05 December 2011

picture the holidays: day 4

prompt: the key

The point of this exercise was to capture something that serves as your key to the season.  It did not have to be related to Christmas--just an item or activity that gives you grounded when priorities are lost and everything else seems to take over.

For me my "go to" place is the book of Luke.  Luke is where Mary goes to Elisabeth to tell her about the impending delivery of the Son of God.  Luke is where Mary shares her secret with her mentor and friend.  Luke is where Mary rejoices in the blessings of being the chosen mother of Christ despite the obvious challenges.

I can relate to several characters in the Bible--Mary, Jonah, and even sometimes Job.  The place that I almost always go in times of personal struggle is Luke.  While gifted the great miracle of carrying God's child, Mary also faced great personal challenges and public ridicule for being pregnant and unwed during that time.  The penalty for an unwed mother was death by stoning.  Yet, despite all this, Mary accepted God's unsolicited blessing and never questioned His purpose.

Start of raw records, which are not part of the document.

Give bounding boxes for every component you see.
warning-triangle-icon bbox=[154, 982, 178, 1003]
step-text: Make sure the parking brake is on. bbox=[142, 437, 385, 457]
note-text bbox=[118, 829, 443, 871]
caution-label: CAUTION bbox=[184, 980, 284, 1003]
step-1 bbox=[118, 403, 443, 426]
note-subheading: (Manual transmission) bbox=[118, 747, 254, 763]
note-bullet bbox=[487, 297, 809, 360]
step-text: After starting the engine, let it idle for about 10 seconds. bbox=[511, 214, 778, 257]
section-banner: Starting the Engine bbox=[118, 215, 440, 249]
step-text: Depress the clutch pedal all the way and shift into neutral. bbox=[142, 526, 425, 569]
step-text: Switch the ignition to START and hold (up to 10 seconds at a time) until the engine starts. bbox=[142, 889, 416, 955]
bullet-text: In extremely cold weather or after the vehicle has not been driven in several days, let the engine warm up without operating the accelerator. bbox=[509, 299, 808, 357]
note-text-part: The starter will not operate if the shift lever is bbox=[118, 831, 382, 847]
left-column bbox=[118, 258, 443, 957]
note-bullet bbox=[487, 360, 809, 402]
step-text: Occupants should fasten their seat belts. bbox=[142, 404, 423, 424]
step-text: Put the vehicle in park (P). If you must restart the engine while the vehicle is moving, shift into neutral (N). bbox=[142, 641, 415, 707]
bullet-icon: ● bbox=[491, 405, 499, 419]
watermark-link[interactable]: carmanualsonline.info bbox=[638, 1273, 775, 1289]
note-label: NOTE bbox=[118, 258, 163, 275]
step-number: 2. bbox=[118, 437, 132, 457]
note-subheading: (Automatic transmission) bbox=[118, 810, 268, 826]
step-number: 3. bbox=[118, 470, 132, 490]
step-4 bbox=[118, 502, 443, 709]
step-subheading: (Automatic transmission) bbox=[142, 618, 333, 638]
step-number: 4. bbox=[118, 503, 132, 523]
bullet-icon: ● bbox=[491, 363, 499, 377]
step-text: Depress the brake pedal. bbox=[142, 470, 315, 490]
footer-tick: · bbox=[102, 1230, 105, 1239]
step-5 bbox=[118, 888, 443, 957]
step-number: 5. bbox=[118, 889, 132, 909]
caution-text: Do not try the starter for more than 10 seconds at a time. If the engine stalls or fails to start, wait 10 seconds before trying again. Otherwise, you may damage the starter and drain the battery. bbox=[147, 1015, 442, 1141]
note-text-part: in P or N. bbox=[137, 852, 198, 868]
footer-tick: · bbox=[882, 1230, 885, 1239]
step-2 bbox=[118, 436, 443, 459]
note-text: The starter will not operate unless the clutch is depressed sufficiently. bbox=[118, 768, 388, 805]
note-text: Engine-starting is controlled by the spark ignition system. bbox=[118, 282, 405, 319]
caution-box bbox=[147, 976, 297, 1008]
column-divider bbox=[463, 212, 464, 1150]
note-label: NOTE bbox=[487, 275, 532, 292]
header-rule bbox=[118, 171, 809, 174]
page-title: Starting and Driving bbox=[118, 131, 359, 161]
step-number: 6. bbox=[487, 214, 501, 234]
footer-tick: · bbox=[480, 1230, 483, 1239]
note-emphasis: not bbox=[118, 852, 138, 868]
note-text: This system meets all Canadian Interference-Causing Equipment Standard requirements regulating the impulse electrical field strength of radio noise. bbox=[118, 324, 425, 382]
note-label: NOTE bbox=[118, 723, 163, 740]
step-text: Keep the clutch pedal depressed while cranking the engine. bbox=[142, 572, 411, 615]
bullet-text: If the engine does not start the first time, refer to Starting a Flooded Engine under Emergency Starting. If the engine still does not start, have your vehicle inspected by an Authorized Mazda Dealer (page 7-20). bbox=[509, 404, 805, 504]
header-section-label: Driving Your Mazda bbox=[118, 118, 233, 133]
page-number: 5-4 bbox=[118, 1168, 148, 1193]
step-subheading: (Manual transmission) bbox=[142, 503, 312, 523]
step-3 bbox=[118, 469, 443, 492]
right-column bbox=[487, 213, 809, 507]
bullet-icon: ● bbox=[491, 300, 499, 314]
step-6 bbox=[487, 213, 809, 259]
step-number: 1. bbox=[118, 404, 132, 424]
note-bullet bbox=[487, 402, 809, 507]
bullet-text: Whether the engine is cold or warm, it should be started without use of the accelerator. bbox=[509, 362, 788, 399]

I want to be a "yes girl" like Mary.  In today's society, a "yes girl" refers to a woman with loose sexual morals.  I prefer to think of a "yes girl" as someone who follows God's leads, obeys His commands, and never questions His purpose--even in the toughest of times.  I want to be that.   I know and believe that every little aspect of our lives is part of His grand purpose for each of us but it is so unbelievably easy to question the motive when everything does not go our way. I know that the struggles, valleys, and mountains all play a part.  I want to learn not to question the tough times. I want to praise God for the teaching moments and valleys, not just the triumphs and mountains.

The Book of Luke, even more than most other scripture, is my key to staying grounded.  If Mary could find praise and blessings in being an unwed and pregnant teenager with a baby that would grow up to be ridiculed and later put to death, then certainly I can accept and praise Him for the extra long cuddles during tough nights, the faithful insight of children with questionable futures, the knowledge brought to me by the extra requirements of raising chronically ill children, and the lessons and love that only He can provide in response to wrong decisions long ago.